Forschungsdesign und Ziel
Der im Frühjahr 2021 versendete Online-Survey richtete sich an Leitungspersonen von insgesamt 1878 Einrichtungen im Sozialwesen der deutschsprachigen Schweiz. In einem standardisierten Fragebogen wurden die verschiedenen Organisationen zu ihren Evaluationsaktivitäten befragt. Dabei gaben sie Auskünfte zu allgemeinen Merkmalen ihrer Organisationen, zu ihren Evaluationsaktivitäten sowie zu organisationsinternen und -externen Einflüssen. Diese Datengrundlage soll einen Überblick über die Evaluationslandschaft von Einrichtungen der Sozialen Arbeit innerhalb der Deutschschweiz liefern. Damit belegen und ergänzen die Befunde aus der Deutschschweiz bestehende Erkenntnisse anderer nationaler und internationaler Forschungsarbeiten.
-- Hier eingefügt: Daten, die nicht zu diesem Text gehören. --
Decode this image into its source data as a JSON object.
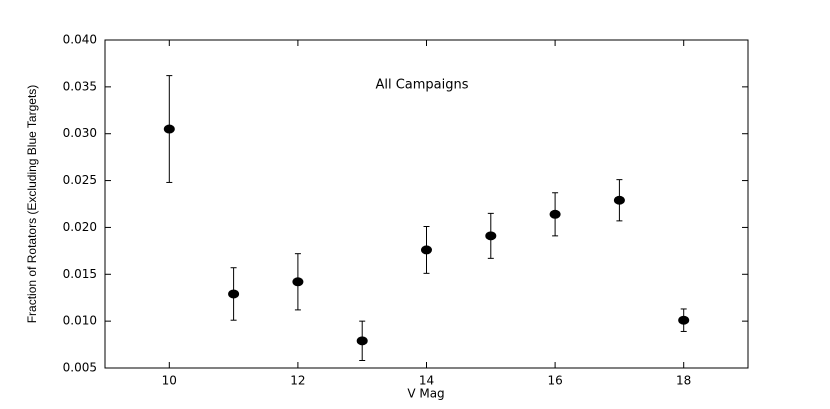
{
  "chart_data": {
    "type": "scatter",
    "xlabel": "V Mag",
    "ylabel": "Fraction of Rotators (Excluding Blue Targets)",
    "annotation": "All Campaigns",
    "x": [
      10,
      11,
      12,
      13,
      14,
      15,
      16,
      17,
      18
    ],
    "series": [
      {
        "color": "#000000",
        "values": [
          0.0305,
          0.0129,
          0.0142,
          0.0079,
          0.0176,
          0.0191,
          0.0214,
          0.0229,
          0.0101
        ],
        "errors": [
          0.0057,
          0.0028,
          0.003,
          0.0021,
          0.0025,
          0.0024,
          0.0023,
          0.0022,
          0.0012
        ]
      }
    ],
    "xlim": [
      9,
      19
    ],
    "xticks": [
      10,
      12,
      14,
      16,
      18
    ],
    "ylim": [
      0.005,
      0.04
    ],
    "yticks": [
      0.005,
      {
        "value": 0.01,
        "label": "0.010"
      },
      0.015,
      {
        "value": 0.02,
        "label": "0.020"
      },
      0.025,
      {
        "value": 0.03,
        "label": "0.030"
      },
      0.035,
      {
        "value": 0.04,
        "label": "0.040"
      }
    ],
    "grid": false
  }
}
Mit Hilfe der im Survey gewonnen Erkenntnisse werden in vertieften Fallanalysen die Organisationsprozesse genauer beleuchtet. Die gewonnen Ergebnisse zeigen, welcher Entwicklungsbedarf besteht, bzw. woran Evaluationsvorhaben im Alltag scheitern. Das Forschungsprojekt trägt dazu bei, zukünftige Evaluationen besser zu gestalten und bildet die Grundlage für mögliche Weiterbildungsangebote in diesem Bereich.